A newly invigorated national conversation around the future of RE is underway in the UK, which reveals a lack of clarity about how and where learning about religion and belief should take place, what it should consist of, and what it is for.
The Religious Literacy Programme at Goldsmiths, University of London, has argued that clarity about the teaching of religion and belief is highly pressing because billions of people around the world are religious, despite the assumptions of secularity, globalization and migration put us all in to daily encounter with the full plurality of religion and belief in our personal and professional lives, yet many European societies have largely lost the ability to talk well about religion and belief (see for example Dinham 2012).

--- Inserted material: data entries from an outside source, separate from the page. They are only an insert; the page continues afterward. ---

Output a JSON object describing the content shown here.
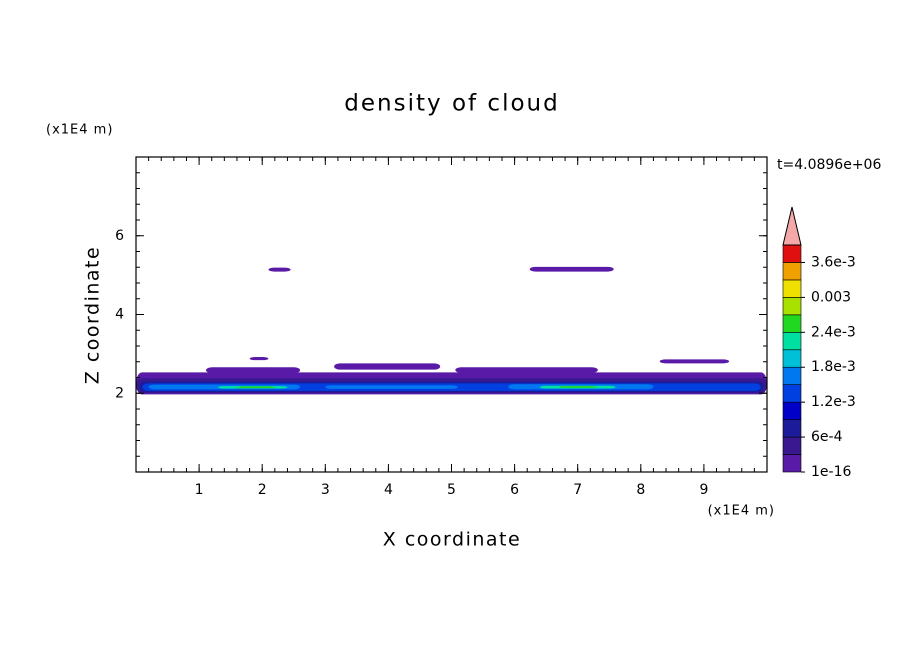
{
  "chart_data": {
    "type": "contour",
    "title": "density of cloud",
    "x_label": "X coordinate",
    "y_label": "Z coordinate",
    "x_unit": "(x1E4 m)",
    "y_unit": "(x1E4 m)",
    "annotation": "t=4.0896e+06",
    "xlim": [
      0,
      10
    ],
    "ylim": [
      0,
      8
    ],
    "xticks": [
      1,
      2,
      3,
      4,
      5,
      6,
      7,
      8,
      9
    ],
    "yticks": [
      2,
      4,
      6
    ],
    "colorbar": {
      "clim": [
        0,
        0.0039
      ],
      "colors": [
        "#5a1aa8",
        "#3a1890",
        "#1c1c9a",
        "#0000c8",
        "#0040e0",
        "#0078f0",
        "#00c0d8",
        "#00e0a0",
        "#20d820",
        "#a8e000",
        "#f0e000",
        "#f0a000",
        "#f06000"
      ],
      "top_color": "#e01010",
      "extend_color": "#f4a8a8",
      "ticks": [
        {
          "value": 1e-16,
          "label": "1e-16"
        },
        {
          "value": 0.0006,
          "label": "6e-4"
        },
        {
          "value": 0.0012,
          "label": "1.2e-3"
        },
        {
          "value": 0.0018,
          "label": "1.8e-3"
        },
        {
          "value": 0.0024,
          "label": "2.4e-3"
        },
        {
          "value": 0.003,
          "label": "0.003"
        },
        {
          "value": 0.0036,
          "label": "3.6e-3"
        }
      ]
    },
    "regions": [
      {
        "x": [
          2.1,
          2.45
        ],
        "y": [
          5.09,
          5.19
        ],
        "value": 0.0001
      },
      {
        "x": [
          6.24,
          7.57
        ],
        "y": [
          5.09,
          5.21
        ],
        "value": 0.0001
      },
      {
        "x": [
          1.8,
          2.1
        ],
        "y": [
          2.84,
          2.92
        ],
        "value": 0.0001
      },
      {
        "x": [
          1.11,
          2.6
        ],
        "y": [
          2.51,
          2.66
        ],
        "value": 0.0001
      },
      {
        "x": [
          3.14,
          4.82
        ],
        "y": [
          2.6,
          2.76
        ],
        "value": 0.0001
      },
      {
        "x": [
          5.06,
          7.32
        ],
        "y": [
          2.52,
          2.66
        ],
        "value": 0.0001
      },
      {
        "x": [
          8.3,
          9.4
        ],
        "y": [
          2.76,
          2.86
        ],
        "value": 0.0001
      },
      {
        "x": [
          0,
          10
        ],
        "y": [
          1.97,
          2.53
        ],
        "value": 0.0001
      },
      {
        "x": [
          0,
          10
        ],
        "y": [
          2.0,
          2.38
        ],
        "value": 0.0004
      },
      {
        "x": [
          0.05,
          9.95
        ],
        "y": [
          2.03,
          2.3
        ],
        "value": 0.0008
      },
      {
        "x": [
          0.1,
          9.9
        ],
        "y": [
          2.06,
          2.25
        ],
        "value": 0.0013
      },
      {
        "x": [
          0.2,
          2.6
        ],
        "y": [
          2.1,
          2.22
        ],
        "value": 0.0017
      },
      {
        "x": [
          3.0,
          5.1
        ],
        "y": [
          2.11,
          2.2
        ],
        "value": 0.0017
      },
      {
        "x": [
          5.9,
          8.2
        ],
        "y": [
          2.1,
          2.23
        ],
        "value": 0.0017
      },
      {
        "x": [
          1.3,
          2.4
        ],
        "y": [
          2.12,
          2.18
        ],
        "value": 0.0022
      },
      {
        "x": [
          6.4,
          7.6
        ],
        "y": [
          2.12,
          2.19
        ],
        "value": 0.0022
      },
      {
        "x": [
          1.6,
          2.2
        ],
        "y": [
          2.13,
          2.17
        ],
        "value": 0.0026
      },
      {
        "x": [
          6.7,
          7.3
        ],
        "y": [
          2.14,
          2.18
        ],
        "value": 0.0026
      }
    ]
  }
}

This is also important because, at the same time, the religion and belief landscape has changed significantly, both in terms of demographics and what and how people believe. For example, recent research reveals that whilst formal, dogmatic forms of religion may be in decline, more fluid, informal forms are thriving (See Woodhead. L & Catto, R 2012) and data suggests the real, lived, religious landscape has changed dramatically over the last few decades and continues to do so, precisely while the capacity to talk well about it has declined most. The current school RE settlement encapsulates and reflects this dilemma, having been reached at the beginning of the period in which religious literacy has declined.
Schools can play a crucial role in shaping how young citizens engage with this lived diversity, in their own communities, future workplaces and wider contexts. They also represent a key level of intervention in addressing religious illiteracy in public life more widely.
Objectives and methods
The project’s primary objective is to critically engage with the on-going debate around the future of RE by providing a new evidence base informing a cycle of discursive engagement with protagonists in the field.
It aims to explore:
a) What pupils, teachers and parents think children need to know and learn about religion and belief and what that learning is for
b) What themes and issues around religion and belief emerge as of interest to pupils, teachers and parents
c) What knowledge and skills employers think school leavers need in order to be religiously literate employer/ees
d) The extent to which these perspectives reflect the current religion and belief landscape and are reflected in current educational policy
The project will examine these issues in the following stages:
1) Documentary analysis of current educational policy and of research data on the contemporary religion and belief landscape.
2) Field research in 20 secondary schools in England
3) Reflective analysis: A network of "influencers" will be invited to a new forum to explore and crystalise the challenges and opportunities around making RE 'real'.